Многие пытались достать из озера то, что, по слухам, было туда сброшено незадолго до капитуляции Третьего рейха; а именно вещи СС, более ценные, нежели ящики с фальшивыми фунтами и печатными матрицами для них.
Постоянно откуда-то являлись отряды водолазов, они обшаривали дно, но ничего не находили, если не считать червей, которые приспособились обходиться почти без кислорода. Мир вовек не узнал бы об этих червях, если не погоня за золотом нацистов — во всем есть свои плюсы.
Окрестные жители называли озеро проклятым. Оно погубило нескольких ныряльщиков, те проваливались сквозь пресловутое «двойное дно». Пытаясь выбраться, они запутались в водорослях и затонувших стволах и закончили дни мучительной смертью от удушья.

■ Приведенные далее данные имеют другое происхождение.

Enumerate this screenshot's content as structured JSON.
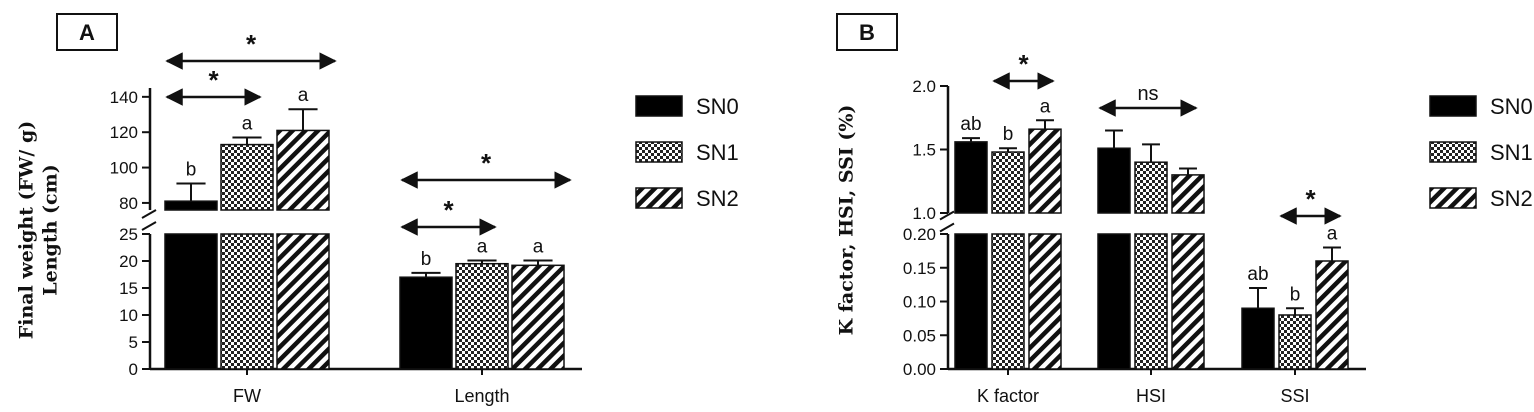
{
  "chart_data": [
    {
      "type": "bar",
      "panel_label": "A",
      "ylabel_lines": [
        "Final weight (FW/ g)",
        "Length (cm)"
      ],
      "categories": [
        "FW",
        "Length"
      ],
      "series_names": [
        "SN0",
        "SN1",
        "SN2"
      ],
      "series": [
        {
          "name": "SN0",
          "pattern": "solid",
          "values": [
            81,
            17
          ],
          "errors": [
            10,
            0.8
          ]
        },
        {
          "name": "SN1",
          "pattern": "checker",
          "values": [
            113,
            19.5
          ],
          "errors": [
            4,
            0.6
          ]
        },
        {
          "name": "SN2",
          "pattern": "diagonal",
          "values": [
            121,
            19.2
          ],
          "errors": [
            12,
            0.9
          ]
        }
      ],
      "letters": [
        [
          "b",
          "a",
          "a"
        ],
        [
          "b",
          "a",
          "a"
        ]
      ],
      "axis_segments": [
        {
          "ylim": [
            76,
            145
          ],
          "ticks": [
            80,
            100,
            120,
            140
          ]
        },
        {
          "ylim": [
            0,
            25
          ],
          "ticks": [
            0,
            5,
            10,
            15,
            20,
            25
          ]
        }
      ],
      "segment_of_category": [
        0,
        1
      ],
      "significance": [
        {
          "label": "*",
          "category": 0,
          "from_series": 0,
          "to_series": 2
        },
        {
          "label": "*",
          "category": 0,
          "from_series": 0,
          "to_series": 1
        },
        {
          "label": "*",
          "category": 1,
          "from_series": 0,
          "to_series": 2
        },
        {
          "label": "*",
          "category": 1,
          "from_series": 0,
          "to_series": 1
        }
      ],
      "legend_position": "right"
    },
    {
      "type": "bar",
      "panel_label": "B",
      "ylabel_lines": [
        "K factor, HSI, SSI (%)"
      ],
      "categories": [
        "K factor",
        "HSI",
        "SSI"
      ],
      "series_names": [
        "SN0",
        "SN1",
        "SN2"
      ],
      "series": [
        {
          "name": "SN0",
          "pattern": "solid",
          "values": [
            1.56,
            1.51,
            0.09
          ],
          "errors": [
            0.03,
            0.14,
            0.03
          ]
        },
        {
          "name": "SN1",
          "pattern": "checker",
          "values": [
            1.48,
            1.4,
            0.08
          ],
          "errors": [
            0.03,
            0.14,
            0.01
          ]
        },
        {
          "name": "SN2",
          "pattern": "diagonal",
          "values": [
            1.66,
            1.3,
            0.16
          ],
          "errors": [
            0.07,
            0.05,
            0.02
          ]
        }
      ],
      "letters": [
        [
          "ab",
          "b",
          "a"
        ],
        [
          "",
          "",
          ""
        ],
        [
          "ab",
          "b",
          "a"
        ]
      ],
      "axis_segments": [
        {
          "ylim": [
            1.0,
            2.0
          ],
          "ticks": [
            1.0,
            1.5,
            2.0
          ]
        },
        {
          "ylim": [
            0,
            0.2
          ],
          "ticks": [
            0.0,
            0.05,
            0.1,
            0.15,
            0.2
          ]
        }
      ],
      "segment_of_category": [
        0,
        0,
        1
      ],
      "significance": [
        {
          "label": "*",
          "category": 0,
          "from_series": 1,
          "to_series": 2
        },
        {
          "label": "ns",
          "category": 1,
          "from_series": 0,
          "to_series": 2
        },
        {
          "label": "*",
          "category": 2,
          "from_series": 1,
          "to_series": 2
        }
      ],
      "legend_position": "right"
    }
  ]
}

Конечно, золото, погруженное в воду, как несметные богатства Нибелунгов, привлекало к озеру внимание СМИ и разных организаций. И не только озеро. Весь регион притягивал жадные взоры кладоискателей. И находки случались, первой стало золото на вилле Керри. Оно было закопано, нашли его потому, что салат на грядке не желал зеленеть. Безусловно, грядки готовило правительство в изгнании — хорватское, румынское или болгарское, все они, эмигрируя на Запад, останавливались в так называемой Альпийской крепости. А ведь кроме казны сателлитов фашистской Германии, существовали три полных золота грузовика штандартенфюрера СС Йозефа Шпациля из штаба военного округа «Украина», двадцать два ящика золота Адольфа Эйхмана, сокровища Кальтенбруннера, бриллианты гауляйтера Эйгрубера, равно как и золотой запас рейха, золото Венгрии, золото с Кавказа, сокровища крымских татар и морфий, хотя последний если был затоплен или закопан, то проявился бы органическим путем.